Expliquez-vous donc, me dit-il : quelle espèce de secours suis-je capable de vous donner, si vous vous révoltez contre toutes mes propositions? Je n’osais lui déclarer que c’était de sa bourse que j’avais besoin. Il le comprit pourtant à la fin, et m’ayant confessé qu’il croyait m’entendre, il demeura quelque temps suspendu, avec l’air d’une personne qui balance. Ne croyez pas, reprit-il bientôt, que ma rêverie vienne d’un refroidissement de zèle et d’amitié. Mais à quelle alternative me réduisez-vous, s’il faut que je vous refuse le seul secours que vous voulez accepter, ou que je blesse mon devoir en vous l’accordant? car n’est-ce pas prendre part à votre désordre, que de vous y faire persévérer?
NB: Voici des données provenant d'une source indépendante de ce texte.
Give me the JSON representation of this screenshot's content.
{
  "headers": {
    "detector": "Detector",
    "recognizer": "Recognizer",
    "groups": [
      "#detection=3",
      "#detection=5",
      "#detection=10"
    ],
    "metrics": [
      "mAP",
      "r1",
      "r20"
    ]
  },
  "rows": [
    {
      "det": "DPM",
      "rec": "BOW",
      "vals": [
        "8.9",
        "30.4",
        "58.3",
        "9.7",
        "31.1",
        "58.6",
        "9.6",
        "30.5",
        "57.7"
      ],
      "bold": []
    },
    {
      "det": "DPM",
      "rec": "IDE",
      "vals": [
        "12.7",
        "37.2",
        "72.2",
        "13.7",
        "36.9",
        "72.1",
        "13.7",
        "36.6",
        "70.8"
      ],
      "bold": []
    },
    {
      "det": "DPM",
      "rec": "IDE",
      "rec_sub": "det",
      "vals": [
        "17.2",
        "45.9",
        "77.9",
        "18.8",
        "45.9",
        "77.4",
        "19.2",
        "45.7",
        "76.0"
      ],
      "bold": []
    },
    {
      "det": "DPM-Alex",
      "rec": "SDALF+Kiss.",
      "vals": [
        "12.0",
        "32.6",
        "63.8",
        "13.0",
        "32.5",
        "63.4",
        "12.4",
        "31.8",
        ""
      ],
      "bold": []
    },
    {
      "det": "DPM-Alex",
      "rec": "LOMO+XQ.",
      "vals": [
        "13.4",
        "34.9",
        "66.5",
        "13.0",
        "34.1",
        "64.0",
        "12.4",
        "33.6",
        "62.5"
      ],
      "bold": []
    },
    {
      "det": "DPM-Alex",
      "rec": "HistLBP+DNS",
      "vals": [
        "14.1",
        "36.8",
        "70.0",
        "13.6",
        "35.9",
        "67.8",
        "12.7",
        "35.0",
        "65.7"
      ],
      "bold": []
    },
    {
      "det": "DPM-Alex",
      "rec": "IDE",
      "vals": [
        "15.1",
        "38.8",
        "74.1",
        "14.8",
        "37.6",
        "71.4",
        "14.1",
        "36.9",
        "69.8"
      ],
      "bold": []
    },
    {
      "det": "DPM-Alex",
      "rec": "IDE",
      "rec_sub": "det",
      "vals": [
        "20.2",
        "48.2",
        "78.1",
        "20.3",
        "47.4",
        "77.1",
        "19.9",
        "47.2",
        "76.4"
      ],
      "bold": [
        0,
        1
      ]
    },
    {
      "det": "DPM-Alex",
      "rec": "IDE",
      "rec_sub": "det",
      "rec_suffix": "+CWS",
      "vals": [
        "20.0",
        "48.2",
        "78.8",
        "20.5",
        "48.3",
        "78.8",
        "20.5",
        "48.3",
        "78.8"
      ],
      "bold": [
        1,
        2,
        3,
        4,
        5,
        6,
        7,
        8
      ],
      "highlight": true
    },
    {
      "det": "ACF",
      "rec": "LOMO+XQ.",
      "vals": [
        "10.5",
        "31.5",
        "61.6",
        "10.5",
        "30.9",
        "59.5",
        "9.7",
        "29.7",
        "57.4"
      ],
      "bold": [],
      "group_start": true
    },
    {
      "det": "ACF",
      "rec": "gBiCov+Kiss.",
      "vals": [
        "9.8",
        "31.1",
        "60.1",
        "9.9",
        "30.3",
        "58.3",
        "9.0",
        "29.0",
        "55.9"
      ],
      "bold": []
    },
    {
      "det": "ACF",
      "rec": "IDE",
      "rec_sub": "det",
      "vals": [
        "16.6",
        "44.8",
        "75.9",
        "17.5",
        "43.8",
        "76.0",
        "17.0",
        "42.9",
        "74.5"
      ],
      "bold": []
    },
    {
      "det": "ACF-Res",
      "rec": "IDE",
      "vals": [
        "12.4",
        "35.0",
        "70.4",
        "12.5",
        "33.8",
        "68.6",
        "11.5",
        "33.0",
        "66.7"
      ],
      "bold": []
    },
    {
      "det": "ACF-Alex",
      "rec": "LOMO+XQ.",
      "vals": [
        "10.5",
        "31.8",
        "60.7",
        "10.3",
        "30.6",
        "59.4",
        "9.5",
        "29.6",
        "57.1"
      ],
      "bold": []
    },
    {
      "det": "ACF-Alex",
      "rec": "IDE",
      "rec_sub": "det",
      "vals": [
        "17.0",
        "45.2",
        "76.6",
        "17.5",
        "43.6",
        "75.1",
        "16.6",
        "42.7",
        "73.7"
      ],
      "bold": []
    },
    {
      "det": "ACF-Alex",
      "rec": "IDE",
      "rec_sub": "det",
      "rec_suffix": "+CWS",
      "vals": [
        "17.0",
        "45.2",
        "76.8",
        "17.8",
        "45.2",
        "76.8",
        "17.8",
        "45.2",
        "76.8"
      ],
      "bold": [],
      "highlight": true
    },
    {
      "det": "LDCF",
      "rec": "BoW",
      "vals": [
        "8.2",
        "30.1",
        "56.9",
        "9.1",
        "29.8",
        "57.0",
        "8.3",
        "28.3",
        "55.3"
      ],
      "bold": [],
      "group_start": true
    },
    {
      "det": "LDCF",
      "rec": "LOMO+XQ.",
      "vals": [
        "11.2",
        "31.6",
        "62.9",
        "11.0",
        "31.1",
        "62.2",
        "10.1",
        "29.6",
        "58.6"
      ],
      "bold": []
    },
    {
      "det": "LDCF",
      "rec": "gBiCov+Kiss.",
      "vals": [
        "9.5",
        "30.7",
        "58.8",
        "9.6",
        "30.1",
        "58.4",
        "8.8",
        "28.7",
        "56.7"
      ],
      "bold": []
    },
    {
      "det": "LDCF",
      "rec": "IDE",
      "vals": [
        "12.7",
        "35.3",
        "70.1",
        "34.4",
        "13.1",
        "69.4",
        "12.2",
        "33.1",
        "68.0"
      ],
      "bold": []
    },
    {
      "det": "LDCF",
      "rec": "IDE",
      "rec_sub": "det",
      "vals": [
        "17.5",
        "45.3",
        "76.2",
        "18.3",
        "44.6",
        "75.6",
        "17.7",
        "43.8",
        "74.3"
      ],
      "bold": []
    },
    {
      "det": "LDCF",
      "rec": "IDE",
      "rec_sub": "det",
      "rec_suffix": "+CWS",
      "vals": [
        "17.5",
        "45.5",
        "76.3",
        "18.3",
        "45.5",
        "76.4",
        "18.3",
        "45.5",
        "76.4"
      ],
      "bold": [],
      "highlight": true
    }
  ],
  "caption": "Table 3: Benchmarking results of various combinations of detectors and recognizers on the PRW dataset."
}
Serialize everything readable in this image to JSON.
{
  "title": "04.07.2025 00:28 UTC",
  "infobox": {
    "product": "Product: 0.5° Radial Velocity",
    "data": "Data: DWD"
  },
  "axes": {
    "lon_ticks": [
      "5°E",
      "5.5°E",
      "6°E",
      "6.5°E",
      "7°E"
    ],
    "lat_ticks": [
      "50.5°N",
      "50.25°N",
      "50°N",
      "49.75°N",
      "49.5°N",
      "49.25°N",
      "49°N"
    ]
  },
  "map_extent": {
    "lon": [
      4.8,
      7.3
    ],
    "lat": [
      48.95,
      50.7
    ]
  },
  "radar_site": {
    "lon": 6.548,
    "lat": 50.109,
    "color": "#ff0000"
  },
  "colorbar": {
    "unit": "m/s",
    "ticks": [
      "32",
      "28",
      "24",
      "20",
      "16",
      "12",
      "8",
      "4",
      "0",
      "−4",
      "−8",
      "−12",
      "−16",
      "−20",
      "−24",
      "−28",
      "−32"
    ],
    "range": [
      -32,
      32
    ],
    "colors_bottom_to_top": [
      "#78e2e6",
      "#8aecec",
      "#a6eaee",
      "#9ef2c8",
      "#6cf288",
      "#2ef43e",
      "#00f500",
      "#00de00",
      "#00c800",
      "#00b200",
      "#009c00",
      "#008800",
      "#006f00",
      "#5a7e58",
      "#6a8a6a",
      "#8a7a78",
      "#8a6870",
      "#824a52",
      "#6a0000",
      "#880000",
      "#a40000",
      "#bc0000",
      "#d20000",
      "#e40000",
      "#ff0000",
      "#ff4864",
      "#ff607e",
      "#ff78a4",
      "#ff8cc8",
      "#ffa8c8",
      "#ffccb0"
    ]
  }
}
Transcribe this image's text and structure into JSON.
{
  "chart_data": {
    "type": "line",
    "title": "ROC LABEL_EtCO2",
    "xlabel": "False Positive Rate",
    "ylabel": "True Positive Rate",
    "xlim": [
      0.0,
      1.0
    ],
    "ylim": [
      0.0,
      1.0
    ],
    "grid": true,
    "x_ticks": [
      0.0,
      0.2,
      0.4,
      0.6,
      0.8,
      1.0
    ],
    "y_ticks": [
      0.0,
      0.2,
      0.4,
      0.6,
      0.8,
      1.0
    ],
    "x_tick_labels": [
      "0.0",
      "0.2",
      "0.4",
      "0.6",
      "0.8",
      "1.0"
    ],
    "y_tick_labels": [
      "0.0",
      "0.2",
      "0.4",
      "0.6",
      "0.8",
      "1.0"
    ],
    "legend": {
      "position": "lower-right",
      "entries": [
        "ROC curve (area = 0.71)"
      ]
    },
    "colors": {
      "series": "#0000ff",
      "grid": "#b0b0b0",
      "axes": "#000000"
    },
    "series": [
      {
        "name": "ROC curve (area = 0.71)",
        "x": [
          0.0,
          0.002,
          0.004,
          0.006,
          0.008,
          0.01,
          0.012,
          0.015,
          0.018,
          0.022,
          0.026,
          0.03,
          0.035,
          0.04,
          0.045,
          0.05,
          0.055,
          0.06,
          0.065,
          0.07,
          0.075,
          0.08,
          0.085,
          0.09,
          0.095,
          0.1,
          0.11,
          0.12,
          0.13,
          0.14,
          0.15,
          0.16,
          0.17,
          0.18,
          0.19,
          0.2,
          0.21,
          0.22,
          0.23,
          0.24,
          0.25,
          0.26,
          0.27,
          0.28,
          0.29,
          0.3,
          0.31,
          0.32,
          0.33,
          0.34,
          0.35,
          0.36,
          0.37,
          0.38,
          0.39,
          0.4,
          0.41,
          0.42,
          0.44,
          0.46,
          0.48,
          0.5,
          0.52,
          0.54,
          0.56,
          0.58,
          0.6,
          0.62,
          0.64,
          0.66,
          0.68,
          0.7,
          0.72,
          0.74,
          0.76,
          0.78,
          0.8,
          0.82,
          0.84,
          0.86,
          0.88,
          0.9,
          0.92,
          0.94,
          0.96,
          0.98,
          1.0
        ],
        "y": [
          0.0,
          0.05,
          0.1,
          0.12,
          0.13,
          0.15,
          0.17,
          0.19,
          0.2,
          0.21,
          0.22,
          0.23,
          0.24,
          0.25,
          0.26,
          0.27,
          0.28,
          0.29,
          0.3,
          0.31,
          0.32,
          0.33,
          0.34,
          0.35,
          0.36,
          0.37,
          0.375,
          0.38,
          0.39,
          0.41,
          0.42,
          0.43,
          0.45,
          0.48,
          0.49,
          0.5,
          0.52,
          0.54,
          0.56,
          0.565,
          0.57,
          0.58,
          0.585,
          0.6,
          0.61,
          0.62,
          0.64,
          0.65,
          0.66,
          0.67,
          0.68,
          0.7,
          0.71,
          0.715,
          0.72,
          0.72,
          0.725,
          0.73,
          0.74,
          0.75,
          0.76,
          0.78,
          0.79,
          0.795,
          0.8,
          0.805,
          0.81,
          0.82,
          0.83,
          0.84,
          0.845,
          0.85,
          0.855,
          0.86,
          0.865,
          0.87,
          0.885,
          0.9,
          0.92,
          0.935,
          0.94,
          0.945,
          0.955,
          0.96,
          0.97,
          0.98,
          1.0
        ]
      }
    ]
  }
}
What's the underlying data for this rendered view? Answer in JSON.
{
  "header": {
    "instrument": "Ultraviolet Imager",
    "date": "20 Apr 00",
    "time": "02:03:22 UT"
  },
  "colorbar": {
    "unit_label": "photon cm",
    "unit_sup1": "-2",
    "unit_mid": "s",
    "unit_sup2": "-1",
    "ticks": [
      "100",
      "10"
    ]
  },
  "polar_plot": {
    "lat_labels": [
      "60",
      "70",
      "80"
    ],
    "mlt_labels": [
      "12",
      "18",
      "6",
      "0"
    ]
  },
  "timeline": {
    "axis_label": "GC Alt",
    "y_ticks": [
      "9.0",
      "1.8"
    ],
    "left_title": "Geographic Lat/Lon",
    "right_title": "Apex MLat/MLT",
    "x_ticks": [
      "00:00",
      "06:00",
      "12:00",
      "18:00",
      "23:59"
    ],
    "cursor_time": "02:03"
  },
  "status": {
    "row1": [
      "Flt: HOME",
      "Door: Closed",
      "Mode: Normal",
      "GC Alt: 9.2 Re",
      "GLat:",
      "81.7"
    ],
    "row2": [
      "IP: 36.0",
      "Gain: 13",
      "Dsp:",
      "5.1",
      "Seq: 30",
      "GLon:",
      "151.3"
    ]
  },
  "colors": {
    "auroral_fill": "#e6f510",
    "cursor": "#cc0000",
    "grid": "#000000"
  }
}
Cependant, continua-t-il après avoir réfléchi un moment, je m’imagine que c’est peut-être l’état violent où l’indigence vous jette, qui ne vous laisse pas assez de liberté pour choisir le meilleur parti ; il faut un esprit tranquille pour goûter la sagesse et la vérité. Je trouverai le moyen de vous faire avoir quelque argent. Permettez-moi, mon cher Chevalier, ajouta-t-il en m’embrassant, d’y mettre seulement une condition : c’est que vous m’apprendrez le lieu de votre demeure, et que vous souffrirez que je fasse du moins mes efforts pour vous ramener à la vertu, que je sais que vous aimez, et dont il n’y a que la violence de vos passions qui vous écarte. Je lui accordai sincèrement tout ce qu’il souhaitait, et je le priai de plaindre la malignité de mon sort, qui me faisait profiter si mal des conseils d’un ami si vertueux. Il me mena aussitôt chez un banquier de sa connaissance, qui m’avança cent pistoles sur son billet, car il n’était rien moins qu’en argent comptant. J’ai déjà dit qu’il n’était pas riche. Son bénéfice valait mille écus, mais, comme c’était la première année qu’il le possédait, il n’avait encore rien touché du revenu : c’était sur les fruits futurs qu’il me faisait cette avance.